Integrating psychological and social skills into school curricula is essential — and still underdeveloped in France. But it’s not just about school. It starts at home. At work. On vacation. In maternity wards. In neighborhoods. In elder care homes. Even at cemeteries. It’s lifelong. And France has a wealth of cultural assets to support this approach.
2. Prevent through cross-sectoral action
According to Angèle Malâtre-Lansac:
“A true mental health policy means addressing all of its determinants: poverty, housing, sleep, diet, mobility.”

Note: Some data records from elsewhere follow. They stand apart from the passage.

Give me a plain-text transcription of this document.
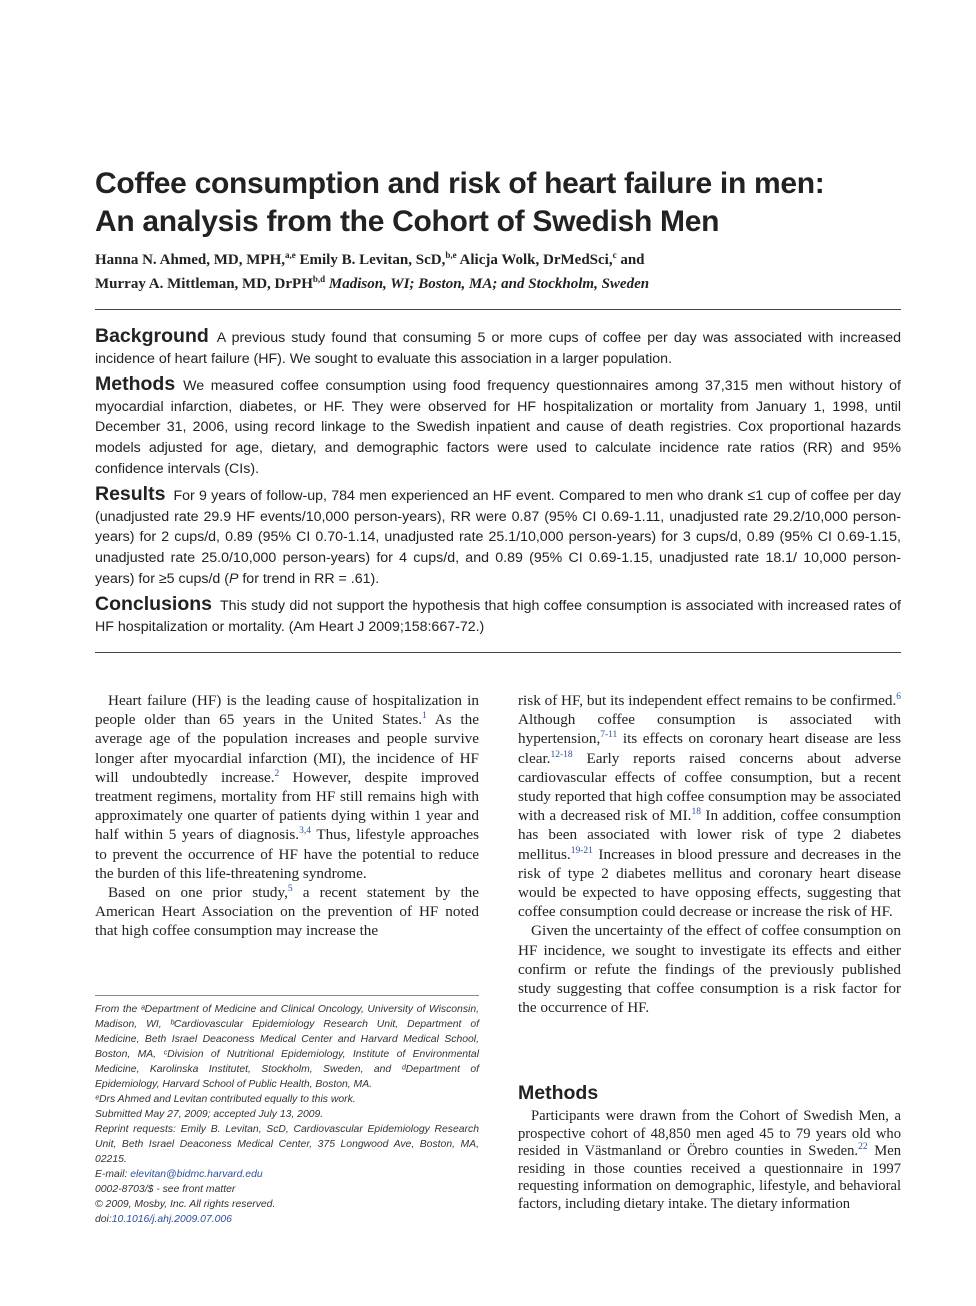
Coffee consumption and risk of heart failure in men:
An analysis from the Cohort of Swedish Men
Hanna N. Ahmed, MD, MPH,$^{a,e}$ Emily B. Levitan, ScD,$^{b,e}$ Alicja Wolk, DrMedSci,$^c$ and
Murray A. Mittleman, MD, DrPH$^{b,d}$ Madison, WI; Boston, MA; and Stockholm, Sweden

Background A previous study found that consuming 5 or more cups of coffee per day was associated with increased incidence of heart failure (HF). We sought to evaluate this association in a larger population.

Methods We measured coffee consumption using food frequency questionnaires among 37,315 men without history of myocardial infarction, diabetes, or HF. They were observed for HF hospitalization or mortality from January 1, 1998, until December 31, 2006, using record linkage to the Swedish inpatient and cause of death registries. Cox proportional hazards models adjusted for age, dietary, and demographic factors were used to calculate incidence rate ratios (RR) and 95% confidence intervals (CIs).

Results For 9 years of follow-up, 784 men experienced an HF event. Compared to men who drank ≤1 cup of coffee per day (unadjusted rate 29.9 HF events/10,000 person-years), RR were 0.87 (95% CI 0.69-1.11, unadjusted rate 29.2/10,000 person-years) for 2 cups/d, 0.89 (95% CI 0.70-1.14, unadjusted rate 25.1/10,000 person-years) for 3 cups/d, 0.89 (95% CI 0.69-1.15, unadjusted rate 25.0/10,000 person-years) for 4 cups/d, and 0.89 (95% CI 0.69-1.15, unadjusted rate 18.1/ 10,000 person-years) for ≥5 cups/d (P for trend in RR = .61).

Conclusions This study did not support the hypothesis that high coffee consumption is associated with increased rates of HF hospitalization or mortality. (Am Heart J 2009;158:667-72.)

Heart failure (HF) is the leading cause of hospitalization in people older than 65 years in the United States.$^1$ As the average age of the population increases and people survive longer after myocardial infarction (MI), the incidence of HF will undoubtedly increase.$^2$ However, despite improved treatment regimens, mortality from HF still remains high with approximately one quarter of patients dying within 1 year and half within 5 years of diagnosis.$^{3,4}$ Thus, lifestyle approaches to prevent the occurrence of HF have the potential to reduce the burden of this life-threatening syndrome.

Based on one prior study,$^5$ a recent statement by the American Heart Association on the prevention of HF noted that high coffee consumption may increase the

From the ᵃDepartment of Medicine and Clinical Oncology, University of Wisconsin, Madison, WI, ᵇCardiovascular Epidemiology Research Unit, Department of Medicine, Beth Israel Deaconess Medical Center and Harvard Medical School, Boston, MA, ᶜDivision of Nutritional Epidemiology, Institute of Environmental Medicine, Karolinska Institutet, Stockholm, Sweden, and ᵈDepartment of Epidemiology, Harvard School of Public Health, Boston, MA.

ᵉDrs Ahmed and Levitan contributed equally to this work.

Submitted May 27, 2009; accepted July 13, 2009.

Reprint requests: Emily B. Levitan, ScD, Cardiovascular Epidemiology Research Unit, Beth Israel Deaconess Medical Center, 375 Longwood Ave, Boston, MA, 02215.

E-mail: elevitan@bidmc.harvard.edu

0002-8703/$ - see front matter

© 2009, Mosby, Inc. All rights reserved.

doi:10.1016/j.ahj.2009.07.006

risk of HF, but its independent effect remains to be confirmed.$^6$ Although coffee consumption is associated with hypertension,$^{7-11}$ its effects on coronary heart disease are less clear.$^{12-18}$ Early reports raised concerns about adverse cardiovascular effects of coffee consumption, but a recent study reported that high coffee consumption may be associated with a decreased risk of MI.$^{18}$ In addition, coffee consumption has been associated with lower risk of type 2 diabetes mellitus.$^{19-21}$ Increases in blood pressure and decreases in the risk of type 2 diabetes mellitus and coronary heart disease would be expected to have opposing effects, suggesting that coffee consumption could decrease or increase the risk of HF.

Given the uncertainty of the effect of coffee consumption on HF incidence, we sought to investigate its effects and either confirm or refute the findings of the previously published study suggesting that coffee consumption is a risk factor for the occurrence of HF.

Methods

Participants were drawn from the Cohort of Swedish Men, a prospective cohort of 48,850 men aged 45 to 79 years old who resided in Västmanland or Örebro counties in Sweden.$^{22}$ Men residing in those counties received a questionnaire in 1997 requesting information on demographic, lifestyle, and behavioral factors, including dietary intake. The dietary information
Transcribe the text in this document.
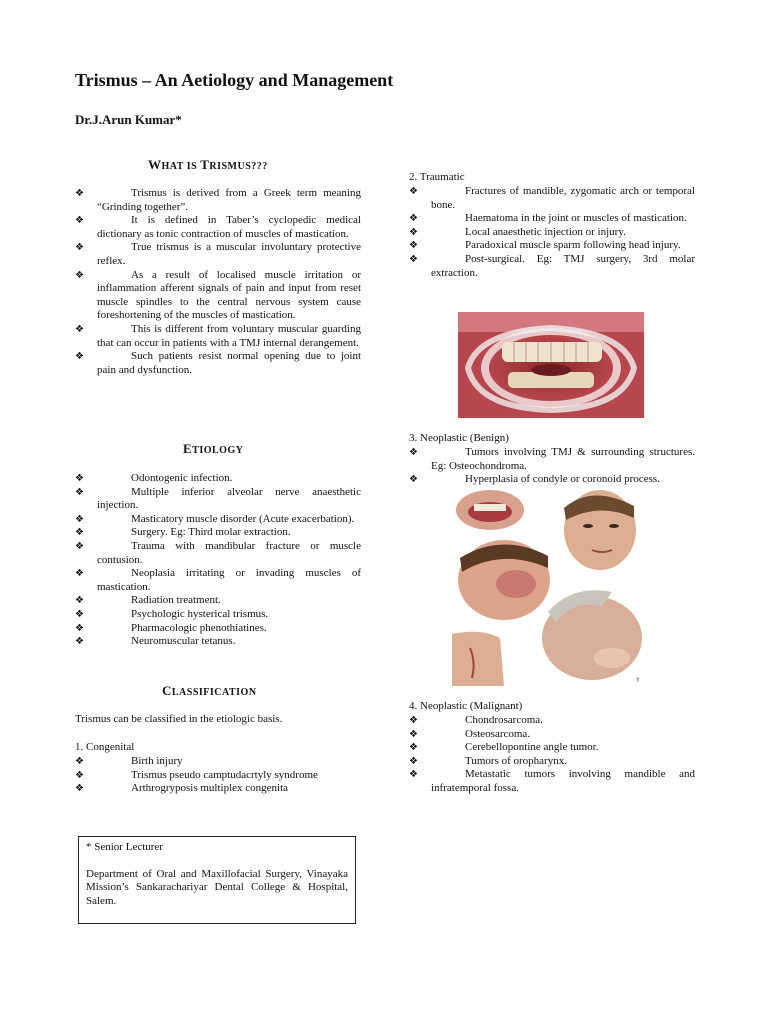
Trismus – An Aetiology and Management
Dr.J.Arun Kumar*
WHAT IS TRISMUS???
❖ Trismus is derived from a Greek term meaning “Grinding together”.
❖ It is defined in Taber’s cyclopedic medical dictionary as tonic contraction of muscles of mastication.
❖ True trismus is a muscular involuntary protective reflex.
❖ As a result of localised muscle irritation or inflammation afferent signals of pain and input from reset muscle spindles to the central nervous system cause foreshortening of the muscles of mastication.
❖ This is different from voluntary muscular guarding that can occur in patients with a TMJ internal derangement.
❖ Such patients resist normal opening due to joint pain and dysfunction.
ETIOLOGY
❖ Odontogenic infection.
❖ Multiple inferior alveolar nerve anaesthetic injection.
❖ Masticatory muscle disorder (Acute exacerbation).
❖ Surgery. Eg: Third molar extraction.
❖ Trauma with mandibular fracture or muscle contusion.
❖ Neoplasia irritating or invading muscles of mastication.
❖ Radiation treatment.
❖ Psychologic hysterical trismus.
❖ Pharmacologic phenothiatines.
❖ Neuromuscular tetanus.
CLASSIFICATION
Trismus can be classified in the etiologic basis.
1. Congenital
❖ Birth injury
❖ Trismus pseudo camptudacrtyly syndrome
❖ Arthrogryposis multiplex congenita

* Senior Lecturer

Department of Oral and Maxillofacial Surgery, Vinayaka Mission’s Sankarachariyar Dental College & Hospital, Salem.

2. Traumatic
❖ Fractures of mandible, zygomatic arch or temporal bone.
❖ Haematoma in the joint or muscles of mastication.
❖ Local anaesthetic injection or injury.
❖ Paradoxical muscle sparm following head injury.
❖ Post-surgical. Eg: TMJ surgery, 3rd molar extraction.
3. Neoplastic (Benign)
❖ Tumors involving TMJ & surrounding structures. Eg: Osteochondroma.
❖ Hyperplasia of condyle or coronoid process.
⚕
4. Neoplastic (Malignant)
❖ Chondrosarcoma.
❖ Osteosarcoma.
❖ Cerebellopontine angle tumor.
❖ Tumors of oropharynx.
❖ Metastatic tumors involving mandible and infratemporal fossa.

The goal is to build protective environments — in schools, companies, and universities — and embed mental health prevention in a lasting way.
3. Destigmatize to include
Maxime Perez puts it plainly:
“The real battle is educating those who aren’t affected yet. We can’t remain in our own bubble.”
Breaking down stigma, valuing lived experience, and making the invisible visible are powerful tools to normalize conversations around mental health.
Concrete Initiatives Already in Motion
Faced with institutional inertia, some are taking action:
La Maison Perchée offers a welcoming, non-medical space for peer support and personal reconstruction.
“Sometimes what heals is a look. A bond. A moment of listening.”
Macif, through Lilâ Le Bas, supports the Mental Health Ambassadors program: young people trained to speak to other young people about mental health, fostering peer-based prevention.
The Philosophy in Hospitals Chair (led by Cynthia Fleury) is experimenting with co-designed care practices: self-regulation workshops, caregiver training, “nature and health” protocols, and care designed with patients themselves.
“The knowledge of the vulnerable is a lever for innovation.”
Could the 2025 “Grande Cause” Be a Catalyst for Change?
Naming mental health as France’s National Cause for 2025 is a powerful symbolic step. For Angèle Malâtre-Lansac, it must be more than a signal — it must be a catalyst:
“Inform, prevent, destigmatize, facilitate access to care — these are the four pillars we must act on together.”
But expectations are high: the challenge is to move from isolated actions to systemic change — training all professionals (including teachers, social workers, HR staff), supporting research, reforming governance, funding alternatives, and recognizing mental health as a core pillar of the social contract.
Conclusion: Toward an Ecology of Connection
Mental health is more than a health crisis — it reveals a crisis of connection, meaning, and community.
Rethinking care means rethinking how we live, dwell, work, educate, age, and love.
As Cynthia Fleury puts it:
“It’s time to imagine new ways of relating to oneself — and to others.”
Educate. Connect. Heal.
Mental health is everyone’s concern, and it reveals a deeper challenge: our collective ability to build a society that cares.